TV - "Frozen Planet is on BBC1 at 9pm, also Grand Designs is on at 9pm on Channel 4, and Aliens is on Film4 at 9pm." (Based on collated viewing habits)
Me - "Ok, record the movie and Frozen Planet, and send me a reminder for Grand Designs"
TV - "Ok, I'm set to record Aliens on Film4, Frozen Planet on BBC1 and a reminder has been set for Grand Designs. Would you like me to switch on the TV for Grand Designs?"
Me - "Yes. Cancel the reminder."
TV - "The TV will switch on to Channel 4 1 minute before Grand Designs is due to start. The reminder has been cancelled."

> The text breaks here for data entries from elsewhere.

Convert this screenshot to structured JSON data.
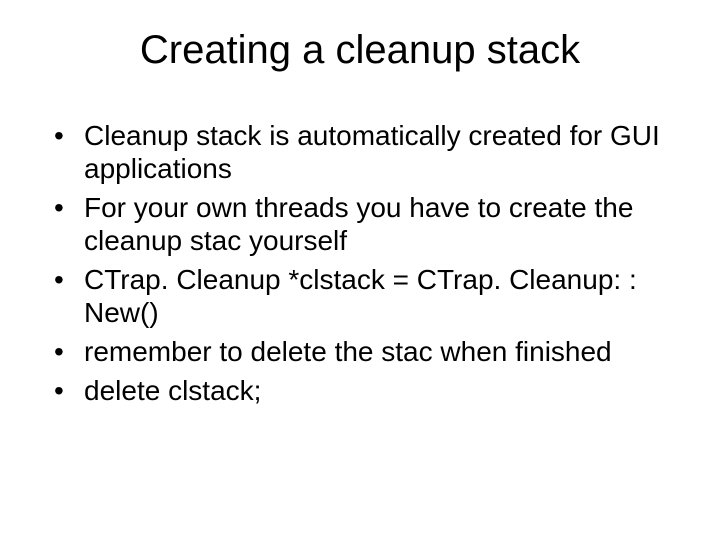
{
  "slide": {
    "title": "Creating a cleanup stack",
    "bullets": [
      "Cleanup stack is automatically created for GUI applications",
      "For your own threads you have to create the cleanup stac yourself",
      "CTrap. Cleanup *clstack = CTrap. Cleanup: : New()",
      "remember to delete the stac when finished",
      "delete clstack;"
    ]
  }
}
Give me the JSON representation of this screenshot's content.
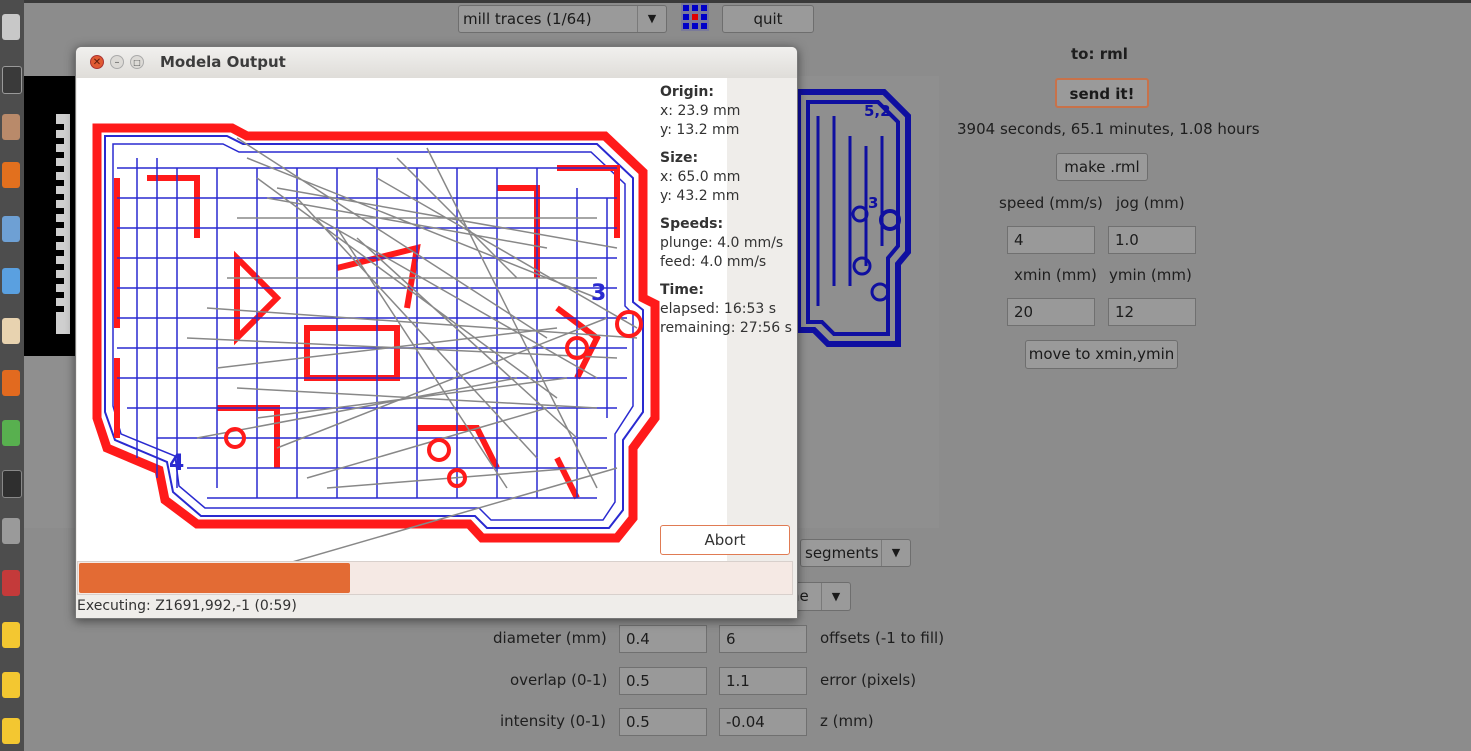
{
  "toolbar": {
    "mode_dropdown": "mill traces (1/64)",
    "quit_label": "quit"
  },
  "right_panel": {
    "to_label": "to: rml",
    "send_label": "send it!",
    "time_estimate": "3904 seconds, 65.1 minutes, 1.08 hours",
    "make_rml_label": "make .rml",
    "speed_label": "speed (mm/s)",
    "jog_label": "jog (mm)",
    "speed_value": "4",
    "jog_value": "1.0",
    "xmin_label": "xmin (mm)",
    "ymin_label": "ymin (mm)",
    "xmin_value": "20",
    "ymin_value": "12",
    "move_label": "move to xmin,ymin"
  },
  "lower_panel": {
    "segments_dropdown": "segments",
    "second_dropdown_partial": "ne",
    "diameter_label": "diameter (mm)",
    "diameter_value": "0.4",
    "offsets_value": "6",
    "offsets_label": "offsets (-1 to fill)",
    "overlap_label": "overlap (0-1)",
    "overlap_value": "0.5",
    "error_value": "1.1",
    "error_label": "error (pixels)",
    "intensity_label": "intensity (0-1)",
    "intensity_value": "0.5",
    "z_value": "-0.04",
    "z_label": "z (mm)"
  },
  "dialog": {
    "title": "Modela Output",
    "origin_heading": "Origin:",
    "origin_x": "x: 23.9 mm",
    "origin_y": "y: 13.2 mm",
    "size_heading": "Size:",
    "size_x": "x: 65.0 mm",
    "size_y": "y: 43.2 mm",
    "speeds_heading": "Speeds:",
    "plunge": "plunge: 4.0 mm/s",
    "feed": "feed: 4.0 mm/s",
    "time_heading": "Time:",
    "elapsed": "elapsed: 16:53 s",
    "remaining": "remaining: 27:56 s",
    "abort_label": "Abort",
    "progress_fraction": 0.38,
    "status": "Executing: Z1691,992,-1 (0:59)"
  },
  "plot_marks": {
    "pad_label_3": "3",
    "pad_label_4": "4",
    "bg_label_3": "3",
    "bg_label_52": "5,2"
  },
  "colors": {
    "toolpath_red": "#ff1a1a",
    "toolpath_blue": "#2a2ad0",
    "travel_gray": "#888888",
    "progress": "#e36b34",
    "bg_blue": "#0f0fa0"
  }
}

Apple have the technology to do this - they just have to apply it in a way that fits most people's case use for TV and PVRs (ie not streaming IP content).
"Imagine the fun that could be had by broadcasting a show with lines randomly inserted:" -- Not not much fun to be had here, I'd say. This audio output goes through the thing anyway and it will (have to) filter this out, it's just background noise.
No, natural language recognition is a perfect fit for the living room, even better than for a smartphone. Just speaking to the room is so much better than fumbling around with a handful of silly remote controls that only geeks can overlook this simple truth.
Note, I do not say that Apple is still able to put something like that onto its feet. But if they do it, great.
"Introduced in Febrary 1997, the PowerMac 6500 ..... was the first computer, Mac or PC to break the 300 MHz barrier."
I had one, with an Apple-made TV tuner that slotted into a video capture slot.
I now have an iMac with a USB TV tuner, which is my living room TV and looks very nice. It's digital, so it requires a credit-card size smart card in order to work. I cannot imagine Apple building such a reader into an iMac, when USB devices are so readily available.
I see microsoft rolled out it's dashboard update yesterday along with creating space for the ondemand and TV streaming services it has signed up with. I did notice that the Sky 'app' on Xbox now allows you to stream live TV, it also gives you the Sky Guide for selecting which channel you want in essence turning your Xbox into a more portable Sky box. Although I didn't check to see if they have gone that extra step by making it a Sky+ type system to record programs onto your xbox harddisk.
And I just bought my 65" plasma, I should have waited for the iMac 65" :)
Nice perhaps in some dodgy student diggs, but who wants to watch TV on such a small screen. Well unless you are the first poster who thinks 32" is like the cinema...
Upgrading the ATV range to include SIRI and a PVR done ok make much more sense to me. Can't wait to get rid of my Humax and Toppy doesn't seem to bring out quality HD gear suitable for the UK anymore.